Baldy Center Postdoctoral Fellows are highly promising scholars from a variety of disciplines who have completed their Ph.D.s and/or J.D.s at other universities, but have not yet commenced tenure track positions. Chosen in an extremely competitive process, they carry out their scholarly projects with the full array of UB research resources and participate in Baldy Center talks, discussions, workshops, and conferences. Daniel Platt recently completed a two-year Baldy Center postdoctoral position.

Daniel Platt.

Daniel Platt

The Baldy Center allowed me to advance my research agenda and broaden my knowledge of law and legal culture over two wonderful years. I came to UB shortly after defending my dissertation in the Department of American Studies at Brown University in 2018. The dissertation dealt with debtor-creditor relations in the United States at the turn of the twentieth century and the moral problems of failure and insolvency. In my first year at the Baldy Center, I developed a journal article out of some of this material relating to gender and household debt. In particular, the piece considered homestead exemption laws and the meaning of the requirement that wives consent to mortgages that imperiled the family dwelling. I workshopped the article at the annual meeting of the American Society for Legal History in Houston and at UB Faculty Workshop and then submitted it to History of the Present. It was accepted and was published this past fall. Also, in my first year, I developed a manuscript proposal for a book based on my dissertation and submitted it to several university presses. It received multiple offers and is now under contract with University of Chicago Press. Finally, relating to my longstanding interest in the history of antisemitism, in the winter of 2019 I assembled and contributed to a panel discussion on the US. Intellectual History Blog on antisemitism in the United States.

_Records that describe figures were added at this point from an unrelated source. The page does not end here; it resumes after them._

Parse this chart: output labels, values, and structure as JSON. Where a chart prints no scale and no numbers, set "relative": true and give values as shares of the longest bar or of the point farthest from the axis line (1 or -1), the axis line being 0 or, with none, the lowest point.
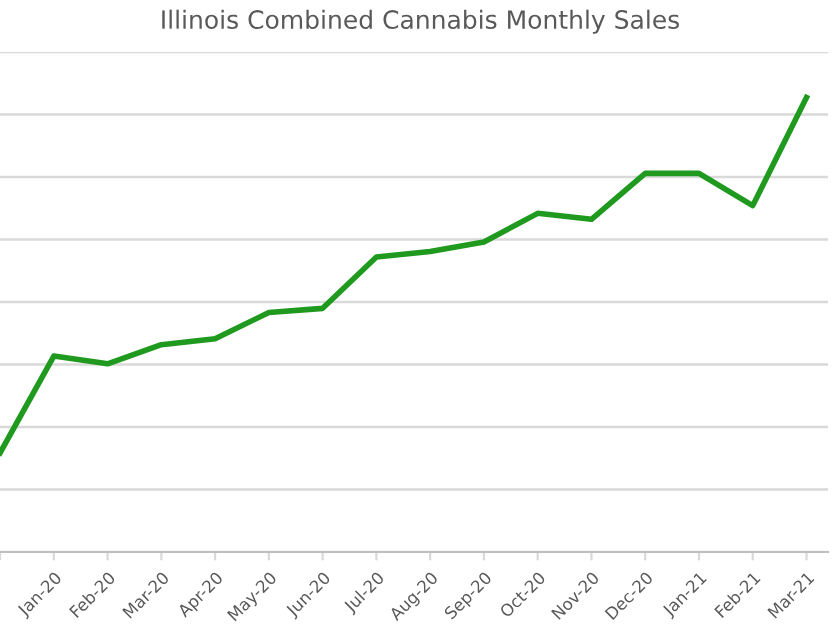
{
  "chart_data": {
    "type": "line",
    "title": "Illinois Combined Cannabis Monthly Sales",
    "categories": [
      null,
      "Jan-20",
      "Feb-20",
      "Mar-20",
      "Apr-20",
      "May-20",
      "Jun-20",
      "Jul-20",
      "Aug-20",
      "Sep-20",
      "Oct-20",
      "Nov-20",
      "Dec-20",
      "Jan-21",
      "Feb-21",
      "Mar-21"
    ],
    "series": [
      {
        "color": "#1f9a1f",
        "values": [
          0.218,
          0.431,
          0.414,
          0.456,
          0.469,
          0.527,
          0.536,
          0.649,
          0.661,
          0.682,
          0.745,
          0.732,
          0.833,
          0.833,
          0.762,
          1
        ]
      }
    ],
    "relative": true,
    "grid": "y",
    "legend": false,
    "marker": "none",
    "line_style": "solid"
  }
}
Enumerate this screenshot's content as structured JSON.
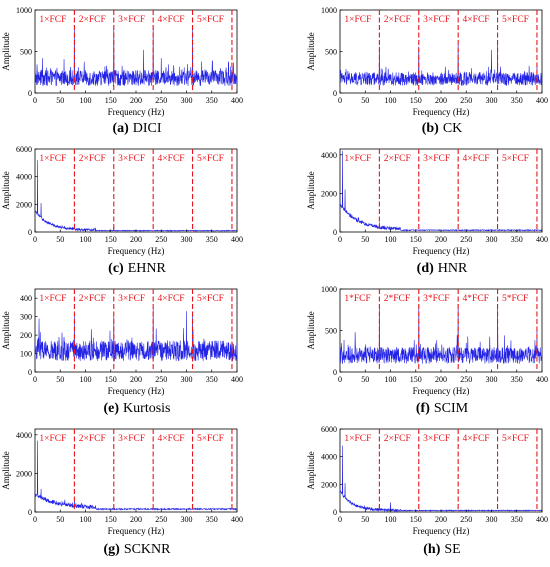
{
  "figure": {
    "colors": {
      "signal": "#2323e6",
      "marker": "#e8141b",
      "axis": "#000000",
      "text": "#000000"
    },
    "harmonic_style": "dashed-vertical-lines"
  },
  "chart_data": [
    {
      "id": "a",
      "type": "line",
      "caption_letter": "(a)",
      "caption_name": "DICI",
      "xlabel": "Frequency (Hz)",
      "ylabel": "Amplitude",
      "xlim": [
        0,
        400
      ],
      "ylim": [
        0,
        1000
      ],
      "xticks": [
        0,
        50,
        100,
        150,
        200,
        250,
        300,
        350,
        400
      ],
      "yticks": [
        0,
        500,
        1000
      ],
      "harmonics": [
        {
          "label": "1×FCF",
          "x": 78
        },
        {
          "label": "2×FCF",
          "x": 156
        },
        {
          "label": "3×FCF",
          "x": 234
        },
        {
          "label": "4×FCF",
          "x": 312
        },
        {
          "label": "5×FCF",
          "x": 390
        }
      ],
      "series": [
        {
          "kind": "noisy-spectrum",
          "baseline": 180,
          "noise": 95,
          "peaks": [
            {
              "x": 78,
              "y": 780
            },
            {
              "x": 156,
              "y": 790
            },
            {
              "x": 234,
              "y": 810
            },
            {
              "x": 312,
              "y": 790
            },
            {
              "x": 15,
              "y": 420
            },
            {
              "x": 215,
              "y": 520
            },
            {
              "x": 250,
              "y": 420
            },
            {
              "x": 330,
              "y": 380
            }
          ]
        }
      ]
    },
    {
      "id": "b",
      "type": "line",
      "caption_letter": "(b)",
      "caption_name": "CK",
      "xlabel": "Frequency (Hz)",
      "ylabel": "Amplitude",
      "xlim": [
        0,
        400
      ],
      "ylim": [
        0,
        1000
      ],
      "xticks": [
        0,
        50,
        100,
        150,
        200,
        250,
        300,
        350,
        400
      ],
      "yticks": [
        0,
        500,
        1000
      ],
      "harmonics": [
        {
          "label": "1×FCF",
          "x": 78
        },
        {
          "label": "2×FCF",
          "x": 156
        },
        {
          "label": "3×FCF",
          "x": 234
        },
        {
          "label": "4×FCF",
          "x": 312
        },
        {
          "label": "5×FCF",
          "x": 390
        }
      ],
      "series": [
        {
          "kind": "noisy-spectrum",
          "baseline": 170,
          "noise": 80,
          "peaks": [
            {
              "x": 78,
              "y": 560
            },
            {
              "x": 156,
              "y": 560
            },
            {
              "x": 234,
              "y": 590
            },
            {
              "x": 312,
              "y": 620
            },
            {
              "x": 300,
              "y": 520
            },
            {
              "x": 390,
              "y": 320
            }
          ]
        }
      ]
    },
    {
      "id": "c",
      "type": "line",
      "caption_letter": "(c)",
      "caption_name": "EHNR",
      "xlabel": "Frequency (Hz)",
      "ylabel": "Amplitude",
      "xlim": [
        0,
        400
      ],
      "ylim": [
        0,
        6000
      ],
      "xticks": [
        0,
        50,
        100,
        150,
        200,
        250,
        300,
        350,
        400
      ],
      "yticks": [
        0,
        2000,
        4000,
        6000
      ],
      "harmonics": [
        {
          "label": "1×FCF",
          "x": 78
        },
        {
          "label": "2×FCF",
          "x": 156
        },
        {
          "label": "3×FCF",
          "x": 234
        },
        {
          "label": "4×FCF",
          "x": 312
        },
        {
          "label": "5×FCF",
          "x": 390
        }
      ],
      "series": [
        {
          "kind": "lowfreq-decay",
          "baseline": 120,
          "noise": 90,
          "low_amp": 1400,
          "decay": 28,
          "peaks": [
            {
              "x": 5,
              "y": 5200
            },
            {
              "x": 12,
              "y": 2100
            },
            {
              "x": 78,
              "y": 600
            },
            {
              "x": 156,
              "y": 420
            }
          ]
        }
      ]
    },
    {
      "id": "d",
      "type": "line",
      "caption_letter": "(d)",
      "caption_name": "HNR",
      "xlabel": "Frequency (Hz)",
      "ylabel": "Amplitude",
      "xlim": [
        0,
        400
      ],
      "ylim": [
        0,
        4300
      ],
      "xticks": [
        0,
        50,
        100,
        150,
        200,
        250,
        300,
        350,
        400
      ],
      "yticks": [
        0,
        2000,
        4000
      ],
      "harmonics": [
        {
          "label": "1×FCF",
          "x": 78
        },
        {
          "label": "2×FCF",
          "x": 156
        },
        {
          "label": "3×FCF",
          "x": 234
        },
        {
          "label": "4×FCF",
          "x": 312
        },
        {
          "label": "5×FCF",
          "x": 390
        }
      ],
      "series": [
        {
          "kind": "lowfreq-decay",
          "baseline": 110,
          "noise": 90,
          "low_amp": 1300,
          "decay": 35,
          "peaks": [
            {
              "x": 5,
              "y": 4200
            },
            {
              "x": 10,
              "y": 2200
            },
            {
              "x": 78,
              "y": 500
            }
          ]
        }
      ]
    },
    {
      "id": "e",
      "type": "line",
      "caption_letter": "(e)",
      "caption_name": "Kurtosis",
      "xlabel": "Frequency (Hz)",
      "ylabel": "Amplitude",
      "xlim": [
        0,
        400
      ],
      "ylim": [
        0,
        450
      ],
      "xticks": [
        0,
        50,
        100,
        150,
        200,
        250,
        300,
        350,
        400
      ],
      "yticks": [
        0,
        100,
        200,
        300,
        400
      ],
      "harmonics": [
        {
          "label": "1×FCF",
          "x": 78
        },
        {
          "label": "2×FCF",
          "x": 156
        },
        {
          "label": "3×FCF",
          "x": 234
        },
        {
          "label": "4×FCF",
          "x": 312
        },
        {
          "label": "5×FCF",
          "x": 390
        }
      ],
      "series": [
        {
          "kind": "noisy-spectrum",
          "baseline": 115,
          "noise": 55,
          "peaks": [
            {
              "x": 8,
              "y": 290
            },
            {
              "x": 78,
              "y": 310
            },
            {
              "x": 156,
              "y": 300
            },
            {
              "x": 234,
              "y": 350
            },
            {
              "x": 312,
              "y": 320
            },
            {
              "x": 300,
              "y": 330
            }
          ]
        }
      ]
    },
    {
      "id": "f",
      "type": "line",
      "caption_letter": "(f)",
      "caption_name": "SCIM",
      "xlabel": "Frequency (Hz)",
      "ylabel": "Amplitude",
      "xlim": [
        0,
        400
      ],
      "ylim": [
        0,
        1000
      ],
      "xticks": [
        0,
        50,
        100,
        150,
        200,
        250,
        300,
        350,
        400
      ],
      "yticks": [
        0,
        500,
        1000
      ],
      "harmonics": [
        {
          "label": "1*FCF",
          "x": 78
        },
        {
          "label": "2*FCF",
          "x": 156
        },
        {
          "label": "3*FCF",
          "x": 234
        },
        {
          "label": "4*FCF",
          "x": 312
        },
        {
          "label": "5*FCF",
          "x": 390
        }
      ],
      "series": [
        {
          "kind": "noisy-spectrum",
          "baseline": 200,
          "noise": 100,
          "peaks": [
            {
              "x": 78,
              "y": 800
            },
            {
              "x": 156,
              "y": 800
            },
            {
              "x": 234,
              "y": 820
            },
            {
              "x": 312,
              "y": 790
            },
            {
              "x": 390,
              "y": 520
            },
            {
              "x": 30,
              "y": 480
            }
          ]
        }
      ]
    },
    {
      "id": "g",
      "type": "line",
      "caption_letter": "(g)",
      "caption_name": "SCKNR",
      "xlabel": "Frequency (Hz)",
      "ylabel": "Amplitude",
      "xlim": [
        0,
        400
      ],
      "ylim": [
        0,
        4300
      ],
      "xticks": [
        0,
        50,
        100,
        150,
        200,
        250,
        300,
        350,
        400
      ],
      "yticks": [
        0,
        2000,
        4000
      ],
      "harmonics": [
        {
          "label": "1×FCF",
          "x": 78
        },
        {
          "label": "2×FCF",
          "x": 156
        },
        {
          "label": "3×FCF",
          "x": 234
        },
        {
          "label": "4×FCF",
          "x": 312
        },
        {
          "label": "5×FCF",
          "x": 390
        }
      ],
      "series": [
        {
          "kind": "lowfreq-decay",
          "baseline": 200,
          "noise": 110,
          "low_amp": 700,
          "decay": 45,
          "peaks": [
            {
              "x": 5,
              "y": 3700
            },
            {
              "x": 12,
              "y": 1200
            },
            {
              "x": 78,
              "y": 650
            }
          ]
        }
      ]
    },
    {
      "id": "h",
      "type": "line",
      "caption_letter": "(h)",
      "caption_name": "SE",
      "xlabel": "Frequency (Hz)",
      "ylabel": "Amplitude",
      "xlim": [
        0,
        400
      ],
      "ylim": [
        0,
        6000
      ],
      "xticks": [
        0,
        50,
        100,
        150,
        200,
        250,
        300,
        350,
        400
      ],
      "yticks": [
        0,
        2000,
        4000,
        6000
      ],
      "harmonics": [
        {
          "label": "1×FCF",
          "x": 78
        },
        {
          "label": "2×FCF",
          "x": 156
        },
        {
          "label": "3×FCF",
          "x": 234
        },
        {
          "label": "4×FCF",
          "x": 312
        },
        {
          "label": "5×FCF",
          "x": 390
        }
      ],
      "series": [
        {
          "kind": "lowfreq-decay",
          "baseline": 130,
          "noise": 100,
          "low_amp": 1400,
          "decay": 22,
          "peaks": [
            {
              "x": 5,
              "y": 4800
            },
            {
              "x": 10,
              "y": 2100
            },
            {
              "x": 78,
              "y": 600
            },
            {
              "x": 100,
              "y": 700
            }
          ]
        }
      ]
    }
  ]
}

In my second year at UB, I was mostly engaged with manuscript work. I wrote two original chapters for the project that were not contained in the dissertation—one on the abolition of imprisonment for debt in the mid nineteenth century and one on debt and coverture reform in the late nineteenth century. I also started to sift through some material on stay laws and the governance of financial time, which gave rise to a conference paper that I shared at ClassCrits XII and the Law, Culture, and the Humanities Annual Meeting. I was scheduled to present this at the Organization of American Historians Annual Meeting as well, on a panel on “Capital in the Nineteenth Century,” but the conference was canceled due to the pandemic. Later in the year, I accepted an appointment as an Assistant Professor in the Department of Legal Studies at the University of Illinois at Springfield, where I will join my former Baldy Center colleague Amanda Hughett. I will teach courses in legal history, law and the humanities, and law and political economy. This is a position I would not have been able to take without the rich knowledge of legal studies scholarship that I acquired in my two years at the Baldy Center—in the Advanced Seminar in Law and Society, in regular faculty workshops, in special events with visiting scholars, and in countless conversations with UB faculty and fellows.